Christianity arrived in Finland through thea archipelago and the first stone churches were built right here in Aland. Oldest remaining ones date back to 13th century.

For building material they used the local rock stone which gives them their typical red colour. Same stone explains the reddish streets.





First  plan for Mariehamn was designed by Swedish-born architect George Theodor Chiewitz in 1859. According to his initial suggestion the town was to be built entirely out of stone houses, but owing to its priciness in 1871 the town fathers okayed building of wooden villas, too. 





With population of about 11 000, Mariehamn's atmoshere is light and airy. Two boulevards cross each other and divide the town into four quarters. Initially the boulevards were designed as a percaution for potential fires.  The plots and houses located on them are big and the average living space per person is significantly larger here than it is on the mainland. 

The plots themselves border on tree-lined alleyways. They, too, were designed with the prevention or fire spreading in mind. 







There's no one unified architecture in Mariehamn, but two architects in particular have left their mark in town's style. First of them is Lars Sonc, one of the masters of National Romantic monuments. 

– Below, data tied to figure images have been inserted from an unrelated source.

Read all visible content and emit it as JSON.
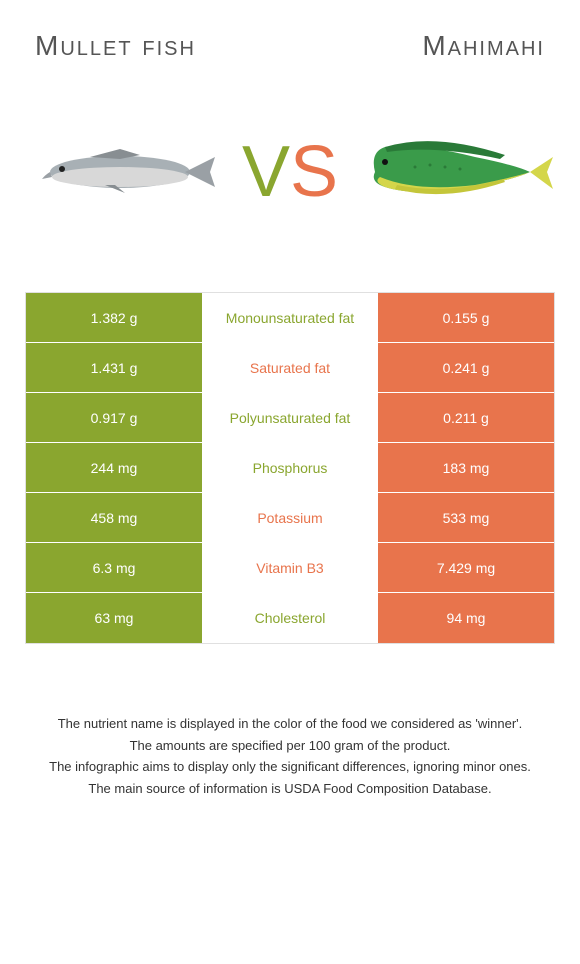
{
  "header": {
    "left_title": "Mullet fish",
    "right_title": "Mahimahi",
    "vs_v": "V",
    "vs_s": "S"
  },
  "colors": {
    "left_bg": "#8aa62f",
    "right_bg": "#e8744c",
    "mullet_body": "#a8b0b5",
    "mullet_belly": "#e0e0e0",
    "mahi_body": "#3a9b4a",
    "mahi_belly": "#d4d64a",
    "mahi_fin": "#2a7a38"
  },
  "table": {
    "rows": [
      {
        "left": "1.382 g",
        "label": "Monounsaturated fat",
        "right": "0.155 g",
        "winner": "left"
      },
      {
        "left": "1.431 g",
        "label": "Saturated fat",
        "right": "0.241 g",
        "winner": "right"
      },
      {
        "left": "0.917 g",
        "label": "Polyunsaturated fat",
        "right": "0.211 g",
        "winner": "left"
      },
      {
        "left": "244 mg",
        "label": "Phosphorus",
        "right": "183 mg",
        "winner": "left"
      },
      {
        "left": "458 mg",
        "label": "Potassium",
        "right": "533 mg",
        "winner": "right"
      },
      {
        "left": "6.3 mg",
        "label": "Vitamin B3",
        "right": "7.429 mg",
        "winner": "right"
      },
      {
        "left": "63 mg",
        "label": "Cholesterol",
        "right": "94 mg",
        "winner": "left"
      }
    ]
  },
  "footer": {
    "line1": "The nutrient name is displayed in the color of the food we considered as 'winner'.",
    "line2": "The amounts are specified per 100 gram of the product.",
    "line3": "The infographic aims to display only the significant differences, ignoring minor ones.",
    "line4": "The main source of information is USDA Food Composition Database."
  }
}
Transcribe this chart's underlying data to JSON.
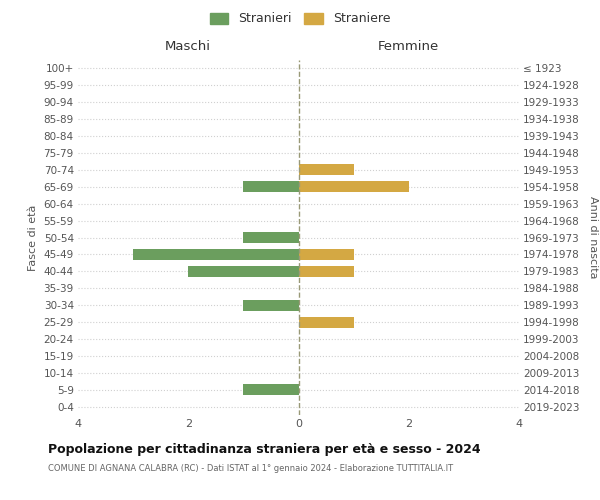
{
  "age_groups": [
    "100+",
    "95-99",
    "90-94",
    "85-89",
    "80-84",
    "75-79",
    "70-74",
    "65-69",
    "60-64",
    "55-59",
    "50-54",
    "45-49",
    "40-44",
    "35-39",
    "30-34",
    "25-29",
    "20-24",
    "15-19",
    "10-14",
    "5-9",
    "0-4"
  ],
  "birth_years": [
    "≤ 1923",
    "1924-1928",
    "1929-1933",
    "1934-1938",
    "1939-1943",
    "1944-1948",
    "1949-1953",
    "1954-1958",
    "1959-1963",
    "1964-1968",
    "1969-1973",
    "1974-1978",
    "1979-1983",
    "1984-1988",
    "1989-1993",
    "1994-1998",
    "1999-2003",
    "2004-2008",
    "2009-2013",
    "2014-2018",
    "2019-2023"
  ],
  "maschi": [
    0,
    0,
    0,
    0,
    0,
    0,
    0,
    1,
    0,
    0,
    1,
    3,
    2,
    0,
    1,
    0,
    0,
    0,
    0,
    1,
    0
  ],
  "femmine": [
    0,
    0,
    0,
    0,
    0,
    0,
    1,
    2,
    0,
    0,
    0,
    1,
    1,
    0,
    0,
    1,
    0,
    0,
    0,
    0,
    0
  ],
  "color_maschi": "#6b9e5e",
  "color_femmine": "#d4a843",
  "xlim": 4,
  "title": "Popolazione per cittadinanza straniera per età e sesso - 2024",
  "subtitle": "COMUNE DI AGNANA CALABRA (RC) - Dati ISTAT al 1° gennaio 2024 - Elaborazione TUTTITALIA.IT",
  "label_maschi": "Stranieri",
  "label_femmine": "Straniere",
  "header_left": "Maschi",
  "header_right": "Femmine",
  "ylabel_left": "Fasce di età",
  "ylabel_right": "Anni di nascita",
  "background_color": "#ffffff",
  "grid_color": "#d0d0d0",
  "bar_height": 0.65
}
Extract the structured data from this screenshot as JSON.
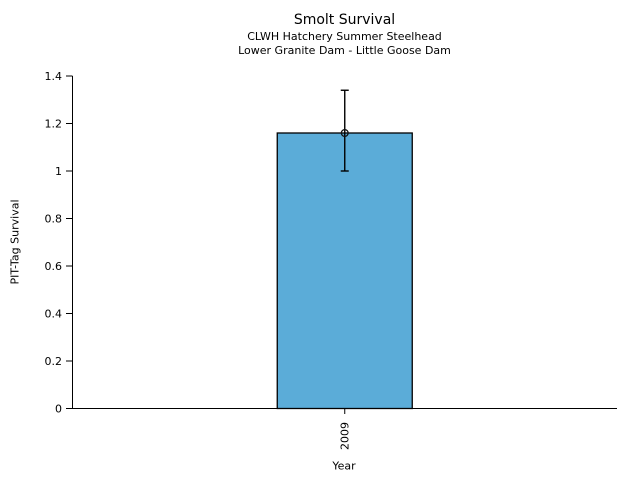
{
  "chart_data": {
    "type": "bar",
    "title": "Smolt Survival",
    "subtitle_line1": "CLWH Hatchery Summer Steelhead",
    "subtitle_line2": "Lower Granite Dam - Little Goose Dam",
    "xlabel": "Year",
    "ylabel": "PIT-Tag Survival",
    "categories": [
      "2009"
    ],
    "values": [
      1.16
    ],
    "error_low": [
      1.0
    ],
    "error_high": [
      1.34
    ],
    "ylim": [
      0,
      1.4
    ],
    "yticks": [
      0,
      0.2,
      0.4,
      0.6,
      0.8,
      1,
      1.2,
      1.4
    ],
    "grid": false,
    "legend_position": "none",
    "bar_color": "#5BACD8",
    "bar_edge_color": "#000000",
    "error_color": "#000000",
    "axis_color": "#000000",
    "marker": "open-circle"
  }
}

In Aland his most famous work is Navigation academy in Mariehamn, in the mainland he's known as the architecture behind the masterpieces that are Jean Sibelius's home Ainola, Tampere cathedral, Kallio church, the President's summer residence Kultaranta and the gorgeous hospital of Eira.





Mariehamn is full of that charm so familiar from South Western coast of Finland and small villages in South of Sweden. While I can't stand the words "cute" or  "adorable", everything here is simply so cute and adorable it seems to be physically impossible to be on a bad mood here.






The most glorious villas are located around the streets of Mariegatan and Södragatan.






Built towards the end of the 19th century, these Swiss-inspired wooden villas are the handiwork of Hilda Hongell. She was born right here in Mariehamn and went on to become the first academically trained female construction foreman in the country. 

Eventually however (as those times would have it...) she abandonded her career to become a housewife and mother. During her groundbreaking career she did design 105 buildings, out of which 44 still stand today.







Cute, right? Adorable, isn't she? You guys familiar with this chocolate box of a town? What are your personal favourites?